Ketika membuka mata, Bianca menemukan dirinya berada diruangan serba putih yang mendominan, diantara bau obat yang khas menyengat penciuman.
"Elo di UKS." sahut sebuah suara menjawab kebingungan Bianca. Tak lama setelah mengangguk paham kepala Bianca menoleh, mengikuti asal suara tersebut. William, dengan sebuah kapas kecil ditangan tengah telaten mengobati luka dipelipis Bianca.
"Anak PMR lagi pada ada acara, jadi ga ada satupun yang disekolah. Jadinya gue deh yang harus obatin luka lo." Jelas William.
"Ga ikhlas banget kayaknya ngobatin gue."
"Emang. Ngerepoin tahu engga." Godanya dan tertawa melihat wajah Bianca tertekuk.

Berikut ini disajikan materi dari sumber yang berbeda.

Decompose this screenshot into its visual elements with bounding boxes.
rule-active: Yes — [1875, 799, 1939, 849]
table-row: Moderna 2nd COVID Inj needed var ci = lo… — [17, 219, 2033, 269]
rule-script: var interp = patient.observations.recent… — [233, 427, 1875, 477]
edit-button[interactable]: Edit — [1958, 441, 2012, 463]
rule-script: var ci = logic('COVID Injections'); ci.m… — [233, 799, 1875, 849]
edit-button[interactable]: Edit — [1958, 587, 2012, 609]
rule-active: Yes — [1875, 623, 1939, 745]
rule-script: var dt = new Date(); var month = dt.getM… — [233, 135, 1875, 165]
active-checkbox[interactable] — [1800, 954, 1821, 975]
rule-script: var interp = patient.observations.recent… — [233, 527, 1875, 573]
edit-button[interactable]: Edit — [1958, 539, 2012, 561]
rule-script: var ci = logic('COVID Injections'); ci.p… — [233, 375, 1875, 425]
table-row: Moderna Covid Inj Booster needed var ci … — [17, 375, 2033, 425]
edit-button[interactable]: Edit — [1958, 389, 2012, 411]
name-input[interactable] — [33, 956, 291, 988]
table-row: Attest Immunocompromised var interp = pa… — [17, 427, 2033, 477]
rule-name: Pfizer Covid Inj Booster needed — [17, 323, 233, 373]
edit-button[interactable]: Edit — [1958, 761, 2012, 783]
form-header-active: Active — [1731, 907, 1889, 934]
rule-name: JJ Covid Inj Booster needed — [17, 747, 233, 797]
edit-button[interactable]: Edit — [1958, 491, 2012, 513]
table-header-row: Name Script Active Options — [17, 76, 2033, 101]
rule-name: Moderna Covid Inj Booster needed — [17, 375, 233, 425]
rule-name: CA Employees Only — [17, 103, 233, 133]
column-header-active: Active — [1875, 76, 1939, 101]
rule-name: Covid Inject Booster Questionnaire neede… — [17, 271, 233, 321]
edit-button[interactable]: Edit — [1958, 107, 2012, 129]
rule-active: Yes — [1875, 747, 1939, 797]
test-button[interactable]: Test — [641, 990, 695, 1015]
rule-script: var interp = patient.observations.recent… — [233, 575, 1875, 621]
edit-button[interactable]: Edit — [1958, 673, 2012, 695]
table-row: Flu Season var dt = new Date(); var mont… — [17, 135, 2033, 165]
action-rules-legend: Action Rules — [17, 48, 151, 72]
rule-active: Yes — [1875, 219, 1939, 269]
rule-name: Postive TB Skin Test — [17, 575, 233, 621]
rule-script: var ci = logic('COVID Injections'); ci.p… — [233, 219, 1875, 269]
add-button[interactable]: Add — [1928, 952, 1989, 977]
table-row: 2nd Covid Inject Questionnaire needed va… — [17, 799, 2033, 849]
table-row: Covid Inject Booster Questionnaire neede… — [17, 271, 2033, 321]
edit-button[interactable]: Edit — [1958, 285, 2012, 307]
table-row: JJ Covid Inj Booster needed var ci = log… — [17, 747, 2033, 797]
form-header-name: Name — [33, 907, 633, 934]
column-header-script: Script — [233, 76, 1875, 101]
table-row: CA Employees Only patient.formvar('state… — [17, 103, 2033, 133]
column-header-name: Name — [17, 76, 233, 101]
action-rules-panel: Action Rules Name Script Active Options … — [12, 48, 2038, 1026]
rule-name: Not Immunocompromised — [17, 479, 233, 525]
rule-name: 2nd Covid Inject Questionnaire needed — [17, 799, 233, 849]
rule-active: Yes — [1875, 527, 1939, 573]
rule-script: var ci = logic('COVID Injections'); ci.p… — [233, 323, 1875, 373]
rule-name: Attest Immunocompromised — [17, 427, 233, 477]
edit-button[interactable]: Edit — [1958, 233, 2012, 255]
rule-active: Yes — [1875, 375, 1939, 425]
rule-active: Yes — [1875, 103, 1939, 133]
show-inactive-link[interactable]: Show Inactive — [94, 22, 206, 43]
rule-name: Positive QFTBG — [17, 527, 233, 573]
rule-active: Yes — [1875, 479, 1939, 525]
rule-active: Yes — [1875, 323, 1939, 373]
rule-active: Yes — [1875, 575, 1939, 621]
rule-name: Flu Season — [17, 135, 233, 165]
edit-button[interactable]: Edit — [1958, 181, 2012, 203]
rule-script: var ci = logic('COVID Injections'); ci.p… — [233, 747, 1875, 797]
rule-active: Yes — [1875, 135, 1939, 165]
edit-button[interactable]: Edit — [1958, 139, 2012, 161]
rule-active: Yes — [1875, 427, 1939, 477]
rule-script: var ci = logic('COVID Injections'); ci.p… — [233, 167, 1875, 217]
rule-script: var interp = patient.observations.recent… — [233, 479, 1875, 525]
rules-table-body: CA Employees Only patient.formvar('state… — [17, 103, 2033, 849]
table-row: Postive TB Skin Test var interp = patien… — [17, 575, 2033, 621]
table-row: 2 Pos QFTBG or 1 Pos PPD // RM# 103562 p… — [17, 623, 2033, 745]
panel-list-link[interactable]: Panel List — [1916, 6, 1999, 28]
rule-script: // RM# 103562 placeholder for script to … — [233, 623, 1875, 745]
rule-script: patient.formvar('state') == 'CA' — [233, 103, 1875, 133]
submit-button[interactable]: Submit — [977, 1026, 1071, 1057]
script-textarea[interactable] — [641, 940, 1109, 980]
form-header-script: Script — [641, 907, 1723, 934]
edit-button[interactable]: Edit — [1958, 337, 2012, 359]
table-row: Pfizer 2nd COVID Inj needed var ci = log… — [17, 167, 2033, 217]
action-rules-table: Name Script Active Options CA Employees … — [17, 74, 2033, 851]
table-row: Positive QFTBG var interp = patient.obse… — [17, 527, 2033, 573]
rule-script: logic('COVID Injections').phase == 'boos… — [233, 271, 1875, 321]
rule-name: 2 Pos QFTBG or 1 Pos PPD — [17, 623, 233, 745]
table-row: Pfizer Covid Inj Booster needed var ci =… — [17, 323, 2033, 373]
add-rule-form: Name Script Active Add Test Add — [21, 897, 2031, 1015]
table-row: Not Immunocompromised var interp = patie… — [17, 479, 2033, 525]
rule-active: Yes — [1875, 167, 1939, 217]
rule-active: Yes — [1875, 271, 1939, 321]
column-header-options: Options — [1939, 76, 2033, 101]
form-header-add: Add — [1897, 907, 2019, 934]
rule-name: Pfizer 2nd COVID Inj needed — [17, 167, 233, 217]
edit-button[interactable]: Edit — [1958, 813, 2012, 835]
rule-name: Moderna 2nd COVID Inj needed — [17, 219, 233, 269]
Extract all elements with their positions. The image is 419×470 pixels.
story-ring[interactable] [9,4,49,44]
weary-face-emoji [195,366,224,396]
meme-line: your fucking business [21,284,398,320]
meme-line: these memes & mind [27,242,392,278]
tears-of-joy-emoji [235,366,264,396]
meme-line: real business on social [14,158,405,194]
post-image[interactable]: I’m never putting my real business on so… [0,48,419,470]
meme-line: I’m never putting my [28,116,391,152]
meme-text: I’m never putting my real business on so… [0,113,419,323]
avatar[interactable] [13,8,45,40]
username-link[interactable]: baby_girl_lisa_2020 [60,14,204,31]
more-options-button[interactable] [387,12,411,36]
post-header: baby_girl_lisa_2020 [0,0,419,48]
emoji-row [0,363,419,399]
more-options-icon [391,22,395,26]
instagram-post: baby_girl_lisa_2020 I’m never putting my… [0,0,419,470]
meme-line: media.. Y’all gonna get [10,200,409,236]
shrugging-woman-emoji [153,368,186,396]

"Lagian elo tadi mikirin apasih, orang arahan dari pak Adam aja udah beres dari lima menit yang lalu elo masih betah aja kayak patung lapangan. Udah ga takut item lagi lo? tadikan cuacanya panas banget." sahut William mengingatkan. Dia sempat mengernyit saat mata Bianca berubah berapi-api.
"Ini semua tuh gara-gara pak Adam." Dengusnya. "Coba aja kalo dia ga maksain buat olahraga di outdoor ga bakal deh hal ini kejadian."
Sambil menggeleng William langsung menyentil kepala Bianca. "Gara-gara kena benturan bola basket, otak lo tambah eror deh kayaknya." Dia kemudian memberikan tas Bianca yang tadi sempat ia ambil dari kelas. Saat melangkah mendekati pintu keluar, William menoleh kearah Bianca.